Por qué no se debe encender el horno durante la noche – cuál es el tiempo óptimo de encendido

Primer error es cuándo cerrar el ventilador de la cocina. Algunas personas hacen lo siguiente: en cuanto la habitación se calienta, reducen inmediatamente el suministro de aire, pensando que no es necesario calentar más.

Pero el problema es que si la cocina aún no está bien caliente, se forma humedad en la chimenea y luego hollín, que acaba obstruyendo los conductos.

Por ello, primero hay que dejar que la cocina se caliente bien. Cuando la chimenea se haya calentado y el tiro sea normal, habrá mucho menos hollín y no habrá que limpiar pronto la estufa.

Segundo errorPor el contrario, está relacionado con una cocción demasiado larga: cuando el horno funciona hasta el final, convirtiendo la casa en una casa de baños.

En este caso, necesitas saber cómo encender el horno correctamente para no quemarte y, más concretamente, durante cuánto tiempo.

Un calentamiento prolongado provoca sobrecalentamiento: la leña se quema más rápido, la cocina se desgasta. Al final, la mampostería que hay debajo de la estufa puede agrietarse, lo que a menudo provoca la entrada de humo en la casa, algo extremadamente peligroso.

Si hueles humo en la casa, debes abrir inmediatamente las ventanas y apagar la cocina; de lo contrario, existe riesgo de intoxicación por monóxido de carbono.

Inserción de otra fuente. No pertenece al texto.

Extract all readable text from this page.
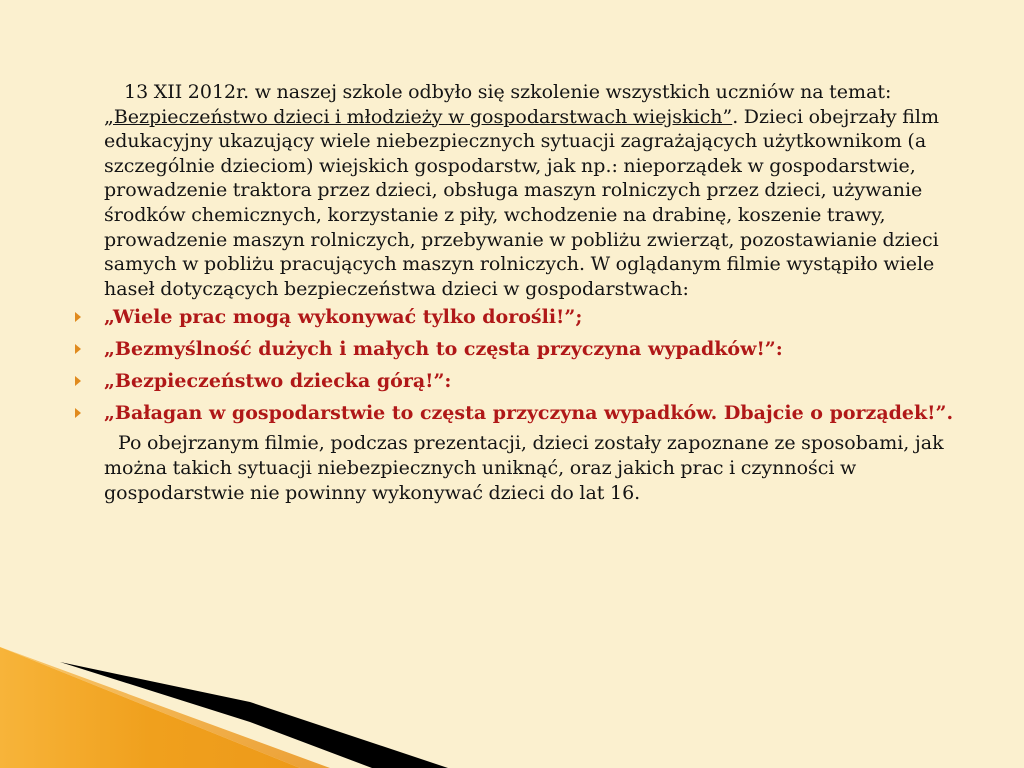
13 XII 2012r. w naszej szkole odbyło się szkolenie wszystkich uczniów na temat: „Bezpieczeństwo dzieci i młodzieży w gospodarstwach wiejskich”. Dzieci obejrzały film edukacyjny ukazujący wiele niebezpiecznych sytuacji zagrażających użytkownikom (a szczególnie dzieciom) wiejskich gospodarstw, jak np.: nieporządek w gospodarstwie, prowadzenie traktora przez dzieci, obsługa maszyn rolniczych przez dzieci, używanie środków chemicznych, korzystanie z piły, wchodzenie na drabinę, koszenie trawy, prowadzenie maszyn rolniczych, przebywanie w pobliżu zwierząt, pozostawianie dzieci samych w pobliżu pracujących maszyn rolniczych. W oglądanym filmie wystąpiło wiele haseł dotyczących bezpieczeństwa dzieci w gospodarstwach:

„Wiele prac mogą wykonywać tylko dorośli!”;
„Bezmyślność dużych i małych to częsta przyczyna wypadków!”:
„Bezpieczeństwo dziecka górą!”:
„Bałagan w gospodarstwie to częsta przyczyna wypadków. Dbajcie o porządek!”.

Po obejrzanym filmie, podczas prezentacji, dzieci zostały zapoznane ze sposobami, jak można takich sytuacji niebezpiecznych uniknąć, oraz jakich prac i czynności w gospodarstwie nie powinny wykonywać dzieci do lat 16.
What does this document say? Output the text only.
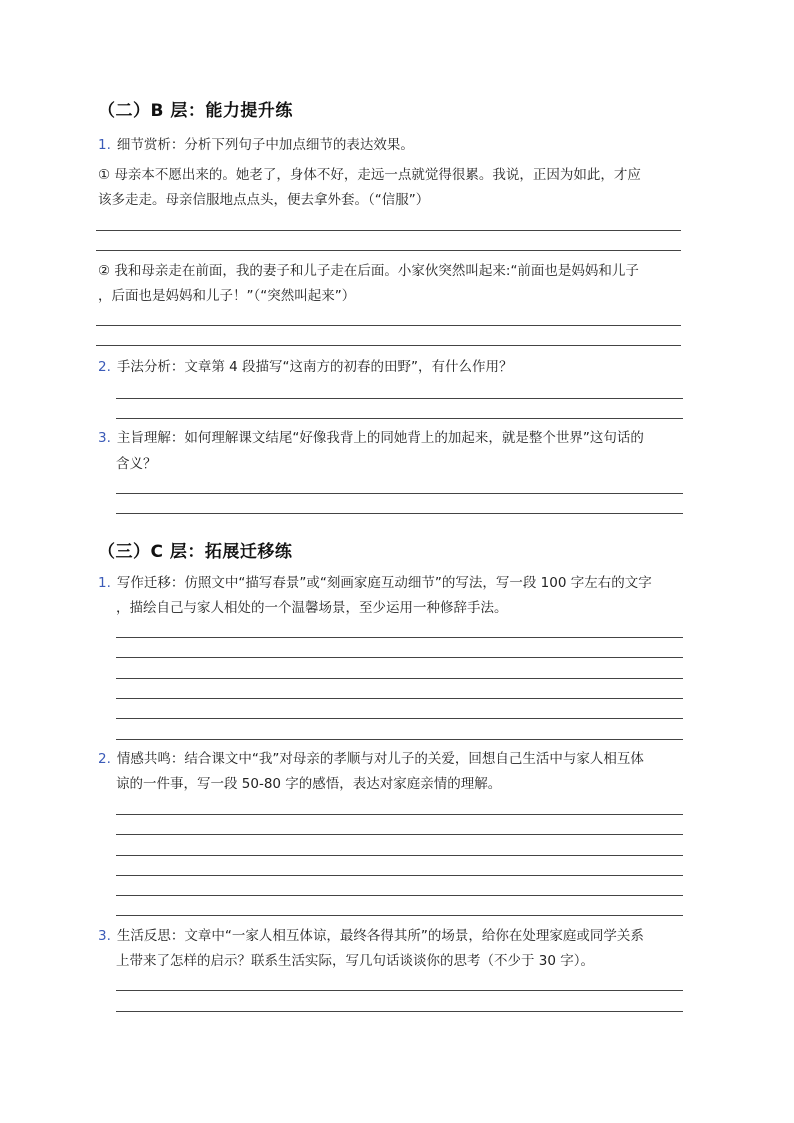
（二）B 层：能力提升练
1. 细节赏析：分析下列句子中加点细节的表达效果。
① 母亲本不愿出来的。她老了，身体不好，走远一点就觉得很累。我说，正因为如此，才应
该多走走。母亲信服地点点头，便去拿外套。（“信服”）
② 我和母亲走在前面，我的妻子和儿子走在后面。小家伙突然叫起来:“前面也是妈妈和儿子
，后面也是妈妈和儿子！”（“突然叫起来”）
2. 手法分析：文章第 4 段描写“这南方的初春的田野”，有什么作用？
3. 主旨理解：如何理解课文结尾“好像我背上的同她背上的加起来，就是整个世界”这句话的
含义？
（三）C 层：拓展迁移练
1. 写作迁移：仿照文中“描写春景”或“刻画家庭互动细节”的写法，写一段 100 字左右的文字
，描绘自己与家人相处的一个温馨场景，至少运用一种修辞手法。
2. 情感共鸣：结合课文中“我”对母亲的孝顺与对儿子的关爱，回想自己生活中与家人相互体
谅的一件事，写一段 50-80 字的感悟，表达对家庭亲情的理解。
3. 生活反思：文章中“一家人相互体谅，最终各得其所”的场景，给你在处理家庭或同学关系
上带来了怎样的启示？联系生活实际，写几句话谈谈你的思考（不少于 30 字）。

Para evitarlo, una vez que el horno haya empezado a funcionar correctamente, reduce el suministro de aire. El calor se distribuirá uniformemente, el horno durará más y estarás más seguro.

Cómo calentar correctamente el horno para estar caliente y seguro

Tercer error se refiere a la costumbre de añadir leña al final del fuego.

Mucha gente conoce el deseo de echar otro tronco por si acaso. Como resultado, el horno se sobrecalienta, los ladrillos se calientan y se deterioran poco a poco. Después, las reparaciones son costosas.

Si observas un hábito similar, termina de calentar un poco antes de lo que te gustaría. El calor acumulado se irá extendiendo poco a poco por toda la casa, aunque no sea inmediatamente.

Cuarto error se produce cuando las personas desconocen por completo cómo calentar la cocina con leña y cierran la compuerta demasiado pronto.

Este detalle es tan peligroso que debería estar escrito en la puerta de todas las cocinas. El hecho es que si cierras la chimenea mientras las brasas aún humean, el monóxido de carbono no saldrá a la calle, sino que entrará en la casa. El gas se propaga lentamente por las habitaciones, por lo que es fácil pasarlo por alto.

Es importante esperar a que las brasas se consuman por completo antes de cerrar la compuerta. Si todavía hay brasas en algún lugar, muévelas hacia la puerta y deja que se consuman.

Por último, quinto error está relacionado con el tipo de leña que no debe utilizarse para encender la cocina. Incluso los propietarios experimentados de cocinas de leña pueden no ser conscientes de ello.

A menudo, todo lo que arde se echa en la cocina. Pero hay que recordar que los distintos tipos de madera arden de forma diferente: la madera de coníferas emite mucha resina, el abedul da un calor fuerte y el álamo temblón, por el contrario, arde débilmente.